Xenoblade Chronicles X on the Wii U was well received critically for the most part but there was no one to play it as it came along late in the console’s life. Xenoblade Chronicles X put players in a sprawling, alien world and invited them to explore it. Now there have been console games that have done this concept and have been far more successful in their execution such as Skyrim, a game that has a promised release on Switch even though it isn’t the remastered version its endless list of quests seems far less daunting as commuter’s distraction.

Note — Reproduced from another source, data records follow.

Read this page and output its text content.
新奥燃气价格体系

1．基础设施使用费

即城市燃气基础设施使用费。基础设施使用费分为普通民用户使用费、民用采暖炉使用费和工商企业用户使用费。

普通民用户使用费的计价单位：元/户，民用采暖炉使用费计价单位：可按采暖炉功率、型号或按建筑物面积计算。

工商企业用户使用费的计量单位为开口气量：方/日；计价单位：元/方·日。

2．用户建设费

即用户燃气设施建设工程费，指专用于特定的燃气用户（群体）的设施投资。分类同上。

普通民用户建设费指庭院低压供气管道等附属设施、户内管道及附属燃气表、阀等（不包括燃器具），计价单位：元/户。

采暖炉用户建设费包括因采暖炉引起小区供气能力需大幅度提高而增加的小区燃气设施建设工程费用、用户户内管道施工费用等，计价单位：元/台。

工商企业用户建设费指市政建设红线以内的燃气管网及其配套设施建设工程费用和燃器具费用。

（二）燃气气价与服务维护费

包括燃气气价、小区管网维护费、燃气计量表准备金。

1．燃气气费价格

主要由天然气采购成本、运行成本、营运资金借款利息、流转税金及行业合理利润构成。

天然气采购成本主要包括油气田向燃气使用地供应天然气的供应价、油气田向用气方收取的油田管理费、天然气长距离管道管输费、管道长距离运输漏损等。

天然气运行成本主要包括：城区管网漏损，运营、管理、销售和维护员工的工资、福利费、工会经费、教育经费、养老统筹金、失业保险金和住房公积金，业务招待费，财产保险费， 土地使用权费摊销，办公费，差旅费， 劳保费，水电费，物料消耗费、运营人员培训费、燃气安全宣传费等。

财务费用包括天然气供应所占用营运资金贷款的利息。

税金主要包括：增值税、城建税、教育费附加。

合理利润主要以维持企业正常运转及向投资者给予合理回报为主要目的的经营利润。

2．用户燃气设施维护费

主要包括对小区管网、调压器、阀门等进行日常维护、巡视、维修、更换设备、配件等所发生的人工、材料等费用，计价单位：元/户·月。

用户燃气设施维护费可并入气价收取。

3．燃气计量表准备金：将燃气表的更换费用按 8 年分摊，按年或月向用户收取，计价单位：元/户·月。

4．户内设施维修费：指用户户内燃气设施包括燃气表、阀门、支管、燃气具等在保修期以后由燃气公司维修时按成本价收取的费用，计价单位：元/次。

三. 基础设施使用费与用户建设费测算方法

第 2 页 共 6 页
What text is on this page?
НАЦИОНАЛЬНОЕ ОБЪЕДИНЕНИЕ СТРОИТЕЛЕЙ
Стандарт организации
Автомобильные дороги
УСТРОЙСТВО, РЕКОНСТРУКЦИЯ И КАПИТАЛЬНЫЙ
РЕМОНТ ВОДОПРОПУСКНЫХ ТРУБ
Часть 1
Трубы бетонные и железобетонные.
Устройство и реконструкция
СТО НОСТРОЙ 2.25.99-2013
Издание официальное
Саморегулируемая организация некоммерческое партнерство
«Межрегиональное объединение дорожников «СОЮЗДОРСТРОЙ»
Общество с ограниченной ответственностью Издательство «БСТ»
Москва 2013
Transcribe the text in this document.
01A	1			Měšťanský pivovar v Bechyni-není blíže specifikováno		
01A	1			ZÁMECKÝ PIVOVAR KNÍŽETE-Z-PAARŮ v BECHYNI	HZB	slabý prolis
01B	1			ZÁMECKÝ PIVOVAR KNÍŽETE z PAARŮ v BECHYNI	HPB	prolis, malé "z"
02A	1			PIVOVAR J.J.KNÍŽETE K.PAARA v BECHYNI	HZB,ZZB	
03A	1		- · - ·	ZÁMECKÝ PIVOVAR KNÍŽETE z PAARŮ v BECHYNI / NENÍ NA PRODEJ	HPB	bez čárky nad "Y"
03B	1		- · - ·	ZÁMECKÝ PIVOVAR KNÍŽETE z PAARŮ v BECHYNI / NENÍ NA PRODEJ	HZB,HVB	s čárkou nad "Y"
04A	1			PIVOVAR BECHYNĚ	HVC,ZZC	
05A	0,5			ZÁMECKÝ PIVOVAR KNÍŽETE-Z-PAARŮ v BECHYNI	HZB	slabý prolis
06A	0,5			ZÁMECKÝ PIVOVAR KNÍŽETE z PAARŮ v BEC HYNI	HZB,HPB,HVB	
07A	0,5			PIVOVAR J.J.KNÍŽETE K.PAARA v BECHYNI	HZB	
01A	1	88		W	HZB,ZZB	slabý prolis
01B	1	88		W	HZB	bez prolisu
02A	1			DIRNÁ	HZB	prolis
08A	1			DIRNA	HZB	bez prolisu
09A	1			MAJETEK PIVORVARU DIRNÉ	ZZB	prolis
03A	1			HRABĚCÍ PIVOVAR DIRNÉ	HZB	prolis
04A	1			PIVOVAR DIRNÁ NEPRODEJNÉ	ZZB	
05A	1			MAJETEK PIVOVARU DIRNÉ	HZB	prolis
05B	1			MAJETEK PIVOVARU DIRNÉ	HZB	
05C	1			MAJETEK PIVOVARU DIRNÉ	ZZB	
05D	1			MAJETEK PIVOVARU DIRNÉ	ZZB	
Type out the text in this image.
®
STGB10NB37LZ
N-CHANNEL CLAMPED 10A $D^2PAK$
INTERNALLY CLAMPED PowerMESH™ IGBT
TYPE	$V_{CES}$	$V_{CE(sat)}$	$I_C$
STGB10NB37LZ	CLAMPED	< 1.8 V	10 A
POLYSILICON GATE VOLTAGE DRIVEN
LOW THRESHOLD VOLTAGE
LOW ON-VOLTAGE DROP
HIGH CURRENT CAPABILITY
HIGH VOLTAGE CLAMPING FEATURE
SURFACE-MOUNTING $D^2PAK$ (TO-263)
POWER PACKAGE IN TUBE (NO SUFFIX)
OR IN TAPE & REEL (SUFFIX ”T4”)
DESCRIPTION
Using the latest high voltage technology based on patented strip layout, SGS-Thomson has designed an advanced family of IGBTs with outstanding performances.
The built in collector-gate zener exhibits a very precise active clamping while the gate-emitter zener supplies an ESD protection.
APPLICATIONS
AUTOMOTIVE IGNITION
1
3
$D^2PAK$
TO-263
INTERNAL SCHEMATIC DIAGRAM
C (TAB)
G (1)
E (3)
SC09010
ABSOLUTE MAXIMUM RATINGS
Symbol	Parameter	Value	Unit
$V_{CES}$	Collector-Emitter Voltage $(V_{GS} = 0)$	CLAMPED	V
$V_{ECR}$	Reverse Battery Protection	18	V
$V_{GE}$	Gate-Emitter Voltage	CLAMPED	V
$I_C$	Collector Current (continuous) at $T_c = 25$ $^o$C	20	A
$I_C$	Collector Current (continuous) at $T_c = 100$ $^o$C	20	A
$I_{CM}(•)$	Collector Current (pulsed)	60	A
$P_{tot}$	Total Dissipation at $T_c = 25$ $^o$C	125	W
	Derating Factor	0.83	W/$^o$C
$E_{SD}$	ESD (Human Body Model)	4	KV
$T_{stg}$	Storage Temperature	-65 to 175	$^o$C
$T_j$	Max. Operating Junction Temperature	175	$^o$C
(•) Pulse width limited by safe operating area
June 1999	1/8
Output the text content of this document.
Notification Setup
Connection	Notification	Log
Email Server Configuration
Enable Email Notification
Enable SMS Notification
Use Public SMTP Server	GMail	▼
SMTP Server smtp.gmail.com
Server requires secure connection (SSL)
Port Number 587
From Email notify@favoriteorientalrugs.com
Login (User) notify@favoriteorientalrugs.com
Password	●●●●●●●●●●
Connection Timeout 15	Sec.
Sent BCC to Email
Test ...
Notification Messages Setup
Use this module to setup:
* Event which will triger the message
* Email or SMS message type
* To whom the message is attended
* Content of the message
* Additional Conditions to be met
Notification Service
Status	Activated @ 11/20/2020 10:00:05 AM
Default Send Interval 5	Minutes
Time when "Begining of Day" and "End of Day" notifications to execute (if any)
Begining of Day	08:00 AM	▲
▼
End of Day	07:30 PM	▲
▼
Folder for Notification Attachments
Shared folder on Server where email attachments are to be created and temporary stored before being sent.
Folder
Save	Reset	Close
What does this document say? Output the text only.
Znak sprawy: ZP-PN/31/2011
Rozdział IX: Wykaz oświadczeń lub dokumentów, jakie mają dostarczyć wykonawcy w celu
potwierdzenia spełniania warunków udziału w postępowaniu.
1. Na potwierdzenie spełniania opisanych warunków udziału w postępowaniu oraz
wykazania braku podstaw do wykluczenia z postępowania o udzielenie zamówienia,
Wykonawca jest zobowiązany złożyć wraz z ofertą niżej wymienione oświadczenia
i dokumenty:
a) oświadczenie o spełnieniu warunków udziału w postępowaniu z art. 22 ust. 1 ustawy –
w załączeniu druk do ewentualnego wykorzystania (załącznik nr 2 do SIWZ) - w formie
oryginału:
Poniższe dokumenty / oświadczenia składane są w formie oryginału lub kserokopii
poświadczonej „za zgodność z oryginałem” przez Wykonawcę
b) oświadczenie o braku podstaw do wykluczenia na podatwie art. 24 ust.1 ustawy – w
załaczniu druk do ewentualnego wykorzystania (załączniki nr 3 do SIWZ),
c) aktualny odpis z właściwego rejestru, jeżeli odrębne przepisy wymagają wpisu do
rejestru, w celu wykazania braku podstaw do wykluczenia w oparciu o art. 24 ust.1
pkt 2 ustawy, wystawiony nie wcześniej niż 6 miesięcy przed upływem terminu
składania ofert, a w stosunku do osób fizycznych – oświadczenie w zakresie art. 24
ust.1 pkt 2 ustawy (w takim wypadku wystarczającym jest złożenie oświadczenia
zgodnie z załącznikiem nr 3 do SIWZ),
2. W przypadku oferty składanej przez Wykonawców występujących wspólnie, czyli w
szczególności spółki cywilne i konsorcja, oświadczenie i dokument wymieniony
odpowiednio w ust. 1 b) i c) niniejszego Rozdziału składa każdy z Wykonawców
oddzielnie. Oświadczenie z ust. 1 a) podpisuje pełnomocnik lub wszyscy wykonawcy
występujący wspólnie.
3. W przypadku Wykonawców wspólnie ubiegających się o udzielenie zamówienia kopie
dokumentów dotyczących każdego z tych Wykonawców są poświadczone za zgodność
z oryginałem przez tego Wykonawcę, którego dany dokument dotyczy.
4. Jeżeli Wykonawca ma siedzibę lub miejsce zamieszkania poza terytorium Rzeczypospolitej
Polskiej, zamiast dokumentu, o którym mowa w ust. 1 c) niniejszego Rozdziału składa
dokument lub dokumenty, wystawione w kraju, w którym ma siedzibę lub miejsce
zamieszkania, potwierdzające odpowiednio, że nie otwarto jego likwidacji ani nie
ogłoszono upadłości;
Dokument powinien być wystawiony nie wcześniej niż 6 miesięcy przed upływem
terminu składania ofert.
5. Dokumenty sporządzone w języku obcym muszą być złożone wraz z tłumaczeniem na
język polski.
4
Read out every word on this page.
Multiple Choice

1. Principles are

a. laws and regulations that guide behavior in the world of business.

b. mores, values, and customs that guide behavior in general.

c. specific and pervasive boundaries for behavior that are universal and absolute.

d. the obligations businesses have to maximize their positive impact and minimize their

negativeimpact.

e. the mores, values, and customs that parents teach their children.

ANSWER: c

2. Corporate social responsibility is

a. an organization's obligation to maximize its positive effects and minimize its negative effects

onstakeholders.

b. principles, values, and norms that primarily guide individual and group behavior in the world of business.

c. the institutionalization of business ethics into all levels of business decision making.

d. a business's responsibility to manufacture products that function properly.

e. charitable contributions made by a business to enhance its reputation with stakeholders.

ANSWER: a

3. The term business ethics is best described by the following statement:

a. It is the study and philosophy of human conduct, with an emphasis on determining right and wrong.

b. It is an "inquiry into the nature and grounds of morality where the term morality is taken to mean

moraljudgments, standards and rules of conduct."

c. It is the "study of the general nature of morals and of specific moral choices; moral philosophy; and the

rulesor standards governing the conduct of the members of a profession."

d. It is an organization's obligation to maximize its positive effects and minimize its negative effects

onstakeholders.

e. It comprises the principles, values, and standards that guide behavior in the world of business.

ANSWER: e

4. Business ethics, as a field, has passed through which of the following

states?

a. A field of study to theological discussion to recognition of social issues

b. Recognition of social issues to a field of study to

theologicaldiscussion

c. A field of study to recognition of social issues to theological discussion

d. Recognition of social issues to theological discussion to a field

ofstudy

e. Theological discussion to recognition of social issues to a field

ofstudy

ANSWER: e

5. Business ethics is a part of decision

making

In the same way, were Chronicle X released on Switch (unlikely as the studio who made it is busy making Xenblade Chronicles 2) it might bring lapsed players, and those who were interested in the Wii U release, to the table. Plus, in Xenoblade Chronicles X, players got to pilot a mech and who doesn’t want to do that? Remember those Japanophiles?
Yet the most compelling reason for Nintendo to release Wii U titles on the Switch is something they’ve never been very good at tapping into: mind-share. When rumours started flying that the Switch would enable you to revisit Gamecube games it’s fair to say the internet made its thoughts pretty clear on whether that would be a good thing. Now, it is not uncommon for Nintendo to misread its audience but looking at indie games like Fast Racing RMX (F-Zero), Wargroove (Advance Wars) and Yukelaylee (Banjo-Kazooie) that have been released or are due to be released, it us clear that people are nostalgic for Nintendo games outside of Mario and Zelda, and Nintendo knows this.
So why not get something weird and interesting like the Wonderful 101 on the Switch? Switch owners want games like this because it reminds them of a time when Nintendo invested in something other than squat plumbers, ie, third party titles. Speaking of third parties, remember when games like Mass Effect 3, Batman: Arkham Origins and Assassin’s Creed 3 released on Wii U? No? Why would you? They were the worst way to play those games. But imagine if you could play them on a long haul flight? Even the morose Assassin’s Creed 3 could offer some amusement on a Switch screen where it couldn’t if it were played at home.
So if among Nintendo’s E3 announcements are 10 re-releases of old software, then that will be 10 more reasons to own a Switch because as with the Wii, Nintendo have managed to make the old new again and put the past in the hands of the future.